日光を浴びて、ほどよく乾いた洗濯物を屋内へ取り込み、畳み始める。

よれてきたもの、色褪せたもの、真新しいもの、隊士さんたちの隊服は、
みんなそれぞれ違って、着ている本人そのものを表しているような気がした。




畳みはじめて、洗濯物も残り僅かになったとき、
手を伸ばした数枚の羽織は、いつもお世話になっている幹部のみなさんのもので。

一枚一枚を手にとって見れば、微量の血痕が目を引き、
もう一度洗濯し直した方が良いかと考えていると、聞きなれた声がした。



「………おや、雪村くんかい?」

『……あ、井上さん』



部屋に続く廊下を通った井上さんが、特有の落ち着いた声色で話しかけてきた。

そちらを見ると、浴場へ行っていたのか手ぬぐいを持った井上さんと目が合った。



『お風呂へ行かれてらしたんですか?』

「ああ……、いい湯加減だったよ。君も後で入ってらっしゃい」

『あ、はい。ありがとうございます……これが終わり次第、是非』

『……洗濯物か。

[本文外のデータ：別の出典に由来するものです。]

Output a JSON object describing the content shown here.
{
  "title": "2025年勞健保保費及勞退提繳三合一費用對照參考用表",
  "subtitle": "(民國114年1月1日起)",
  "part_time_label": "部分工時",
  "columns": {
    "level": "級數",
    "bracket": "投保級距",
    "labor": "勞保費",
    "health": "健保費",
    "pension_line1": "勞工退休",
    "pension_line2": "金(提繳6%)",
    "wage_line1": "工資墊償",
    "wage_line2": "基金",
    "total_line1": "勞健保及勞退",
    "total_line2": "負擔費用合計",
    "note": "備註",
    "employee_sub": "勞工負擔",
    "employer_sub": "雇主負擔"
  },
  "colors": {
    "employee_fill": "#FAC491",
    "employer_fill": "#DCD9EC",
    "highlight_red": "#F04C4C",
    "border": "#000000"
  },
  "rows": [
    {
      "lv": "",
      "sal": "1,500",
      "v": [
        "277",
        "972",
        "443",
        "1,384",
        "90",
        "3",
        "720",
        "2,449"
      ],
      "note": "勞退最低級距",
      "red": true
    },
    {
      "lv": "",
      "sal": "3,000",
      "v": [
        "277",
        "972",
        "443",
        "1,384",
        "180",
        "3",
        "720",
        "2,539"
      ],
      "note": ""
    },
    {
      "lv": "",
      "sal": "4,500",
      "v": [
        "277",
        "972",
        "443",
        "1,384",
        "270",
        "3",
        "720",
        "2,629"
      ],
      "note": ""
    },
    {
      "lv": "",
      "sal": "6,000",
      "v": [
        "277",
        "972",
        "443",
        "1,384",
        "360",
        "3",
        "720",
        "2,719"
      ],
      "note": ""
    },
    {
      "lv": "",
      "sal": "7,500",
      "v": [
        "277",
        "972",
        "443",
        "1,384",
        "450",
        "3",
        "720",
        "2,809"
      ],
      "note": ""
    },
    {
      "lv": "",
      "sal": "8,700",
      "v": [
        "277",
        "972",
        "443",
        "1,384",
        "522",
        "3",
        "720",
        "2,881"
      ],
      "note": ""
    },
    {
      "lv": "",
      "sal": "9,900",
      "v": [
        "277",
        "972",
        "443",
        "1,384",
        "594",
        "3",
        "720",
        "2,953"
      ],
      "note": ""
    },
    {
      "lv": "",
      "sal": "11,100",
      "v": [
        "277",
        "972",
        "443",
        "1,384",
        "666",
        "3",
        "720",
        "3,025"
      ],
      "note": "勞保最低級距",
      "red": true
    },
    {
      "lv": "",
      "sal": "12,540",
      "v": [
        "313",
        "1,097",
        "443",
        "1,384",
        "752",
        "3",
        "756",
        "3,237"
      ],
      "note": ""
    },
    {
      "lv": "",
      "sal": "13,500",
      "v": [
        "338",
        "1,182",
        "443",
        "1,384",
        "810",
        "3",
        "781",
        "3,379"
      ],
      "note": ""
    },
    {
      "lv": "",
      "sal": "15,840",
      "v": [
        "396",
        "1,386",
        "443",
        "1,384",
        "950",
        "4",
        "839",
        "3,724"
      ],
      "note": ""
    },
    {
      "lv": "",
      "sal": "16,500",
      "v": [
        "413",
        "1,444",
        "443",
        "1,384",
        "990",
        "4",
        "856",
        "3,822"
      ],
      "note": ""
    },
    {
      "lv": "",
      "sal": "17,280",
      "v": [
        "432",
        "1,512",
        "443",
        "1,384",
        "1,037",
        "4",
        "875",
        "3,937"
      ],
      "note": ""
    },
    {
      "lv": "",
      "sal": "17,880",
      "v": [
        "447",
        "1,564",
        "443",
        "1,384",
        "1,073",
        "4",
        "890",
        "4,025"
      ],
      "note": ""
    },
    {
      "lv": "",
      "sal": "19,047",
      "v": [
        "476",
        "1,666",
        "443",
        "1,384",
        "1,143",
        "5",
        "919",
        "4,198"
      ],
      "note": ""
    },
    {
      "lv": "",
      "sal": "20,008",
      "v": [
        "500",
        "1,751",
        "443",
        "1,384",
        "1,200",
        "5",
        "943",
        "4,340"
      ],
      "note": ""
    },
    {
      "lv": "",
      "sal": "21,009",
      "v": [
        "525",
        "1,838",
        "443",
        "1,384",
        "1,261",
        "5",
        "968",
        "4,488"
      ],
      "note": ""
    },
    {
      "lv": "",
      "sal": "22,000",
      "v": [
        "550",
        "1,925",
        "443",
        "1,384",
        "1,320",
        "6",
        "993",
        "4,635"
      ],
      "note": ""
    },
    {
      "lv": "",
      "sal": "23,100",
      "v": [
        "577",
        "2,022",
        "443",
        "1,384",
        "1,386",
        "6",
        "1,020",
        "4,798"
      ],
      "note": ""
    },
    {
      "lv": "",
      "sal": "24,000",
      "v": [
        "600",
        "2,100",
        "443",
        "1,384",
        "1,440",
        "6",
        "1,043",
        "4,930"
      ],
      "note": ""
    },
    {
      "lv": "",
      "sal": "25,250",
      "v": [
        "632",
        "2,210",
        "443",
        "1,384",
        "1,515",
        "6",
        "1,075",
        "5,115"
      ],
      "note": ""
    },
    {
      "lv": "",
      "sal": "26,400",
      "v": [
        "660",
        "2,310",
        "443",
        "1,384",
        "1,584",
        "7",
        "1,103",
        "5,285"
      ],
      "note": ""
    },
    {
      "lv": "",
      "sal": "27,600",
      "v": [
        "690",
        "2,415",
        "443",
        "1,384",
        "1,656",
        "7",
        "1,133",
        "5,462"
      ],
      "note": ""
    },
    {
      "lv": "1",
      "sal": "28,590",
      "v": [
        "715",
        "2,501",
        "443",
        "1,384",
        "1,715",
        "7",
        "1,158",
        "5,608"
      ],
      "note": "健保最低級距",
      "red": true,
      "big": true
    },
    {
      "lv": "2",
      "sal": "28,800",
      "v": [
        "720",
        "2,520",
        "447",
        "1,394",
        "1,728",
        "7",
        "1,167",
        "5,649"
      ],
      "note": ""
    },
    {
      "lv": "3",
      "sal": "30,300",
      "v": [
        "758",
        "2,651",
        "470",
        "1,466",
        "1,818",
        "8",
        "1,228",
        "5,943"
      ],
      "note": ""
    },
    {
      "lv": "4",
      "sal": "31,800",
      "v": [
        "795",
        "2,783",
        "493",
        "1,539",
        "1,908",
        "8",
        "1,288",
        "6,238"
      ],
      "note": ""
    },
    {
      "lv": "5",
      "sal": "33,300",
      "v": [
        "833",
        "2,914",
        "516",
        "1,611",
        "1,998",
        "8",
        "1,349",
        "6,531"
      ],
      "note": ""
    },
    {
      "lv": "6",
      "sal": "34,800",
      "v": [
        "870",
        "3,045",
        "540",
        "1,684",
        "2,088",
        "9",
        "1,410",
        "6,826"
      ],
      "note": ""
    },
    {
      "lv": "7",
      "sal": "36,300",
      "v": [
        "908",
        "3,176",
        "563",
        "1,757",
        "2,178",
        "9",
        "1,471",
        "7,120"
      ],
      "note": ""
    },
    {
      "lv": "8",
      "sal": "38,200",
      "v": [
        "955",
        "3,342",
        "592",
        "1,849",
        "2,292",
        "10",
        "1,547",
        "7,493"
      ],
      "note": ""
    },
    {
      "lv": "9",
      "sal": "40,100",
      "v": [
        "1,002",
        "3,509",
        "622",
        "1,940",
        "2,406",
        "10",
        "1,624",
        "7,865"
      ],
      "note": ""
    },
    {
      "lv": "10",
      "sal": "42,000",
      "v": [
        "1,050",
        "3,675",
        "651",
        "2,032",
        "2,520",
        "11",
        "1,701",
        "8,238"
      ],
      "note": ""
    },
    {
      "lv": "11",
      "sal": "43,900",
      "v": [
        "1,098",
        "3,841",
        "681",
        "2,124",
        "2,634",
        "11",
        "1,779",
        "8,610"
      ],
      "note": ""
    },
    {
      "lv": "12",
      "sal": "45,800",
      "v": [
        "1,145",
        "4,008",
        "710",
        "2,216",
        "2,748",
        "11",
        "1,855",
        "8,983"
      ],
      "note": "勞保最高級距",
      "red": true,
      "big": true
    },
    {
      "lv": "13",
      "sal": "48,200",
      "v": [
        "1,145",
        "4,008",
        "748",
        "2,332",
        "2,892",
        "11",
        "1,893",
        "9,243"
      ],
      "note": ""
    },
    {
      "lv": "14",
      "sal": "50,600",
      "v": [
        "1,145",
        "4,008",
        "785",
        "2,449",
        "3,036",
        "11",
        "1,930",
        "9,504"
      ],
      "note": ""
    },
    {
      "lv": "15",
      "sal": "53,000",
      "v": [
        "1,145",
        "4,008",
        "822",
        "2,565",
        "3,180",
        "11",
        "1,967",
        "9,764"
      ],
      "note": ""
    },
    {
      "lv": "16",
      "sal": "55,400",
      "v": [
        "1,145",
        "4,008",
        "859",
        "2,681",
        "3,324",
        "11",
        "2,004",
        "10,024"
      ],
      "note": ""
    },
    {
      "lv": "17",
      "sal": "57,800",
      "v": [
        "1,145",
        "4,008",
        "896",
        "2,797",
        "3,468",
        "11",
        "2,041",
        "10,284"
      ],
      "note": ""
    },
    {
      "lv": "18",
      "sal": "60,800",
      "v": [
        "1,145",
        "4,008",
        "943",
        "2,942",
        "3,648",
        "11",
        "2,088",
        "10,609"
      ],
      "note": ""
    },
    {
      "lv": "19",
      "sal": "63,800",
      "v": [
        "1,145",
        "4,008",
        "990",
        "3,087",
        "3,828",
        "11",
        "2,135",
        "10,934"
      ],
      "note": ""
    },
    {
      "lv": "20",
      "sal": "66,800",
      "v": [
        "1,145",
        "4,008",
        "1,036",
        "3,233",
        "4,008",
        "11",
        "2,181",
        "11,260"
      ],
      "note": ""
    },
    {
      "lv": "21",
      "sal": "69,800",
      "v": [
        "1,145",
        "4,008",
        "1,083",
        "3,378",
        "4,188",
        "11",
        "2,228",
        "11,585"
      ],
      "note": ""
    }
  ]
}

こんな時間まで悪いねえ、雑用ばかりで……』

「いえ!好きでやっているようなものですし……」



そう言ってはにかむように笑うと、また一枚一枚と畳み始める。

「私も手伝おうか?」という井上さんの有り難い言葉を気持ちだけ頂戴して、
最後の一枚に目をやると、それはとてもよく見慣れたものだった。

「やはり何もせずに帰るのは気が引けてしまうから」と傍らに座って、
あと少しで畳み終えるものを運んでくれようとした井上さんが、ふいに立ち止まった。



私が手にしたものは、数々の羽織よりも一回り小さくて、
よれたその生地は薄汚れていて、私は思わずそれを胸に抱き締めた。